Cultivate A Centered Mind

Ancient Indian literature always referred to the mind as a monkey – jumping from one branch to another i.e. one useless thought to another. To counteract this, the Smritis teach us Mansik-Ekagrata or centering the mind. A centered mind is free of worries and emotions. It is quiet, at peace, concentrated and focused. But it is not easy to deal with worry or anger. There are many times when the mind keeps repeating negative thoughts. How do you deal with this?

Much of the junk in our heads is anger. Past angers carried over decades, sometimes long after the people involved are dead and gone. Present angers over something that happened, something someone said or did. Anger creates health problems and aggravates negative emotions. How can you be centered if you are a seething mass of anger all the time? So how do you deal with this? The answer is you can’t. You can’t change people to accommodate you. They have free will just as you do. But you can change your response.

The first thing to do is deal with the anger. Be aware that anger comes because you are unhappy with your own life and not because of someone else. Cultivate happiness by making others happy. When you are happy, very little can make you angry. When you are unhappy, every look, every word, every action, can be seen as a threat and will make you fume. An effective way to deal with anger is the ‘letter-method’. Take a particular instance that makes you furious – maybe a fight you had with your spouse, boss, in-laws, friends. You keep thinking of all the things you should have said, but didn’t. You keep kicking yourself for not saying this, or doing that. Instead of spending the next two weeks going on and on with it, spend the next ten minutes to get it over with. Take a sheet of paper and write a letter to the person. Put in everything you felt, the anger, the complaints, the four letter words, everything! Don’t hold back at all. Don’t worry, no one is going to see it but you, because after you have bared your soul, you are going to burn it or flush it away – the way Kareena Kapoor did in the film, Jab We Met!

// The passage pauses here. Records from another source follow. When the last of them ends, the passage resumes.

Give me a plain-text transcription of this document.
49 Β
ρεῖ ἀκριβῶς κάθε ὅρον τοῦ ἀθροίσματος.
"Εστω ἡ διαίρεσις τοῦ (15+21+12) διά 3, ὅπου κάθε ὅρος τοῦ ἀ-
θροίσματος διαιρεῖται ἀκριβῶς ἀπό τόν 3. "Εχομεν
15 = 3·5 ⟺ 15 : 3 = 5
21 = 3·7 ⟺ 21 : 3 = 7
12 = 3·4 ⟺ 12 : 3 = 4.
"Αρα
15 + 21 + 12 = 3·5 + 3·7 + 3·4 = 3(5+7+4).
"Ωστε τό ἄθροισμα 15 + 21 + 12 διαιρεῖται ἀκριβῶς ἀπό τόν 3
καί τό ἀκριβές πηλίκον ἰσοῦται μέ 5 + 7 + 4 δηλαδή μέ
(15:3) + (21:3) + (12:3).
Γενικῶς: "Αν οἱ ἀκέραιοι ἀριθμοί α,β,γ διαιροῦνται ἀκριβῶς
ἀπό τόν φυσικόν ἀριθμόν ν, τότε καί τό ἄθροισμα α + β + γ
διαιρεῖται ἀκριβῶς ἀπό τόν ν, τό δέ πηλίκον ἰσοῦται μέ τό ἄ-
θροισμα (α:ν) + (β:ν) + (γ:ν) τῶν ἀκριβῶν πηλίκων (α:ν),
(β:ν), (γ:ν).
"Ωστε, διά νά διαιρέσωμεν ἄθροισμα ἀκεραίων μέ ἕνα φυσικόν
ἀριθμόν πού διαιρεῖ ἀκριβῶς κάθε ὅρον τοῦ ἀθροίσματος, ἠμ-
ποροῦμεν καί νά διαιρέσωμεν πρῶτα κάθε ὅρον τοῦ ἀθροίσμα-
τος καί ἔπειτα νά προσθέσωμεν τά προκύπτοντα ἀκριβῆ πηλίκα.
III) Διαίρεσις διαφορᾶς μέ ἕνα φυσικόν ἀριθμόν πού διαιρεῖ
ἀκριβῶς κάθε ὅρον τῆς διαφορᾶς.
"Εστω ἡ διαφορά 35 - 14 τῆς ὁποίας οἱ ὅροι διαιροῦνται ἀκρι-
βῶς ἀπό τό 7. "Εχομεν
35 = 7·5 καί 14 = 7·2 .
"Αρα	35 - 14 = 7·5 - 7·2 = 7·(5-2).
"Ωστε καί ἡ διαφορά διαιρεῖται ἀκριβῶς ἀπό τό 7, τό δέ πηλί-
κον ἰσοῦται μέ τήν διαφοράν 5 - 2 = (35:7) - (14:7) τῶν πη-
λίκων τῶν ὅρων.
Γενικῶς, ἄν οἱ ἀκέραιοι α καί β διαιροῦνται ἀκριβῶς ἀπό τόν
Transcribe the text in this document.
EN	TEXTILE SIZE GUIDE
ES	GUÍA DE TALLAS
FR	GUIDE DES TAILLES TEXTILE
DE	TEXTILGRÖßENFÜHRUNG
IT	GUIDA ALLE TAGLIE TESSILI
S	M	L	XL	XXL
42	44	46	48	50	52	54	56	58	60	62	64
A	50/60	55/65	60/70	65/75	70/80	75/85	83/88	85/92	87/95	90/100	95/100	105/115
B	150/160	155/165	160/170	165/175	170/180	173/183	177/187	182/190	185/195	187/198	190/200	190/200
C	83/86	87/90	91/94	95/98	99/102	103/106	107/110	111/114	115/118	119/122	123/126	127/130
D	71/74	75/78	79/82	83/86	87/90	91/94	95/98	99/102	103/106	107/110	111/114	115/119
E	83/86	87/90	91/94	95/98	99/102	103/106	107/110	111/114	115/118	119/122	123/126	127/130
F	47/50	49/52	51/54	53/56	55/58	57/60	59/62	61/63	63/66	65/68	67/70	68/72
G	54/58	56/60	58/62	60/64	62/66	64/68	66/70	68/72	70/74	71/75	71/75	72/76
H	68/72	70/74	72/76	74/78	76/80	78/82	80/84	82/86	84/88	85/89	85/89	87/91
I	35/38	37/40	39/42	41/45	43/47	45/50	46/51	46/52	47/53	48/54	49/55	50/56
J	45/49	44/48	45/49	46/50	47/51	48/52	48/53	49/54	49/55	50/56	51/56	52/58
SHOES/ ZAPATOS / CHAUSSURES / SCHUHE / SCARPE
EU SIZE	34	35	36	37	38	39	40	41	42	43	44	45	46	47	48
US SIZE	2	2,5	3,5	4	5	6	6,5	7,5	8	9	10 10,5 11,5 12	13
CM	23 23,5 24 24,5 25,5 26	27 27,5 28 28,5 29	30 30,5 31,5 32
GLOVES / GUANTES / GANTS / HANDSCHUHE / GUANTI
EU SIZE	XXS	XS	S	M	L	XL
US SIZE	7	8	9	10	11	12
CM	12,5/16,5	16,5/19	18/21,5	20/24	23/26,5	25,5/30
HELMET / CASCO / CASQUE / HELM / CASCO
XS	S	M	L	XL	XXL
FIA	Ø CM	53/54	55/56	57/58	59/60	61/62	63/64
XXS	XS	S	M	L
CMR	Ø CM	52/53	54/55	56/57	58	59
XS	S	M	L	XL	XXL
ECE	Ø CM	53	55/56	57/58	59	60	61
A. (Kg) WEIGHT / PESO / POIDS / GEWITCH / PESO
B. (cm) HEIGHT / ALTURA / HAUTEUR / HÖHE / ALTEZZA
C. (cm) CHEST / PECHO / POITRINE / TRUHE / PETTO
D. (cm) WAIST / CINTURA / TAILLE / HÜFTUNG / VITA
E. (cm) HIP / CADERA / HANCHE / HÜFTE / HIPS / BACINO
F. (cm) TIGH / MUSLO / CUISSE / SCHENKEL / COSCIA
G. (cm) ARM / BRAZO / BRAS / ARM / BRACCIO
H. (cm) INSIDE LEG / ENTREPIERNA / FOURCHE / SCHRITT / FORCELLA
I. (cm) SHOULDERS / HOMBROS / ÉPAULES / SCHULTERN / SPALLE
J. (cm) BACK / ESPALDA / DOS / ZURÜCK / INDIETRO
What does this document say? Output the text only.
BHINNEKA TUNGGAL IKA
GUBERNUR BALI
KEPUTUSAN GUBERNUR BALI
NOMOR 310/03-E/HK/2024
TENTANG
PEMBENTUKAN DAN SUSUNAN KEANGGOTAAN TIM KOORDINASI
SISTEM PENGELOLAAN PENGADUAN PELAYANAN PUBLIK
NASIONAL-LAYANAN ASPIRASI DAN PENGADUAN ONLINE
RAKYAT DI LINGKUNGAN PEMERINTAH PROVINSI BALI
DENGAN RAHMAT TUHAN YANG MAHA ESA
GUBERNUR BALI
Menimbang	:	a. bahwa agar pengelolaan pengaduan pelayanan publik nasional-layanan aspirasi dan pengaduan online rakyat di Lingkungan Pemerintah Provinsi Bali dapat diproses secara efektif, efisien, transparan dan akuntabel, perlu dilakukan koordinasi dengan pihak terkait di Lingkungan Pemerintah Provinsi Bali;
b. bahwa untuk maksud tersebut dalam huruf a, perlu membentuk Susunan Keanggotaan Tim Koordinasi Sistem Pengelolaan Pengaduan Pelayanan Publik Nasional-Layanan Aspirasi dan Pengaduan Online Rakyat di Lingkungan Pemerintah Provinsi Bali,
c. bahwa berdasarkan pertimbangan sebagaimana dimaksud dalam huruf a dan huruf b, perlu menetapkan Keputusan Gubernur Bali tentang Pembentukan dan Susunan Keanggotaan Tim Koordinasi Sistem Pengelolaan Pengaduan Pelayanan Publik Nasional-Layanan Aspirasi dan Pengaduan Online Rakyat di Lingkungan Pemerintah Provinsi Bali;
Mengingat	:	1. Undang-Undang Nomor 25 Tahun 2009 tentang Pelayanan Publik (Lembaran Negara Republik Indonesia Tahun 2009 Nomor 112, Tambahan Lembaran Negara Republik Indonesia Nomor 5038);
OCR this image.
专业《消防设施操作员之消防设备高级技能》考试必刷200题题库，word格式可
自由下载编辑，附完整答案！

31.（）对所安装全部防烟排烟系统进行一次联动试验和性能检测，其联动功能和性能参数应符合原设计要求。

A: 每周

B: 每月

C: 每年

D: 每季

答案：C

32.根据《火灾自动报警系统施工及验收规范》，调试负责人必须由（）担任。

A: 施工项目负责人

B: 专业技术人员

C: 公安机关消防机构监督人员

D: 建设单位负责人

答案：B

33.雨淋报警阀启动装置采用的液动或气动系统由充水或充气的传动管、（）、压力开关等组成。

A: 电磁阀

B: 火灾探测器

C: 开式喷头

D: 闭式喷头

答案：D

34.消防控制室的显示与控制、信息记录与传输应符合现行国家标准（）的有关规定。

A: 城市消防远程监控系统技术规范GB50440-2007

The purpose of this is to come out clean, to say what you feel you need to say and get it off your chest. Then you no longer have to go on and on in your head. Often this will work at once, but if you feel the need, write it again or again. As often as you need to and every person you need to. Lessen the burden on yourself. If you do the latter you will find that most of the anger is gone in the process itself. Usually it is only two or three major things that make you furious. And the anger mostly comes from feelings of unworthiness or uselessness or being underappreciated. If you feel unworthy and someone calls you a lazy bum, you will be furious. If you don’t feel unworthy the same comment will get no response from you, because you have nothing to prove and are not affected by anyone’s opinion.

We live in a society where role models are often uncentered and fragmented people. The average movie has a hero who pulls out a gun, or leaps up with fury at the slightest hint of insult. Revenge is considered a worthy cause and there is always the villain to blame for the hero’s insecurities. Both – villain and hero – are out trying to prove themselves to the world, which really means they don’t feel worthy within! A centered person is far too secure to take offence and very rarely is angry or upset. The person who has to prove his worth, force respect or demand obedience is the person who feels worthless within, and is trying to force the respect he does not feel for himself from others.

Often youngsters join karate because they want to win every fight, or be stronger than everyone else. In other words they are out to prove themselves and want to express their unworthiness with their fists. But after understanding martial arts training, their attitude changes. Their feeling of self-worth increases, they no longer pick fights. Masters of martial arts very rarely use their formidable powers. When you are centered you are strong, you are serene and life is so good. To get to such a state you have to cleanse out all that blocks you, a lot of which is anger.

Centering is all about keeping your spiritual, mental, emotional and physical bodies’ balanced so that you become a centered person.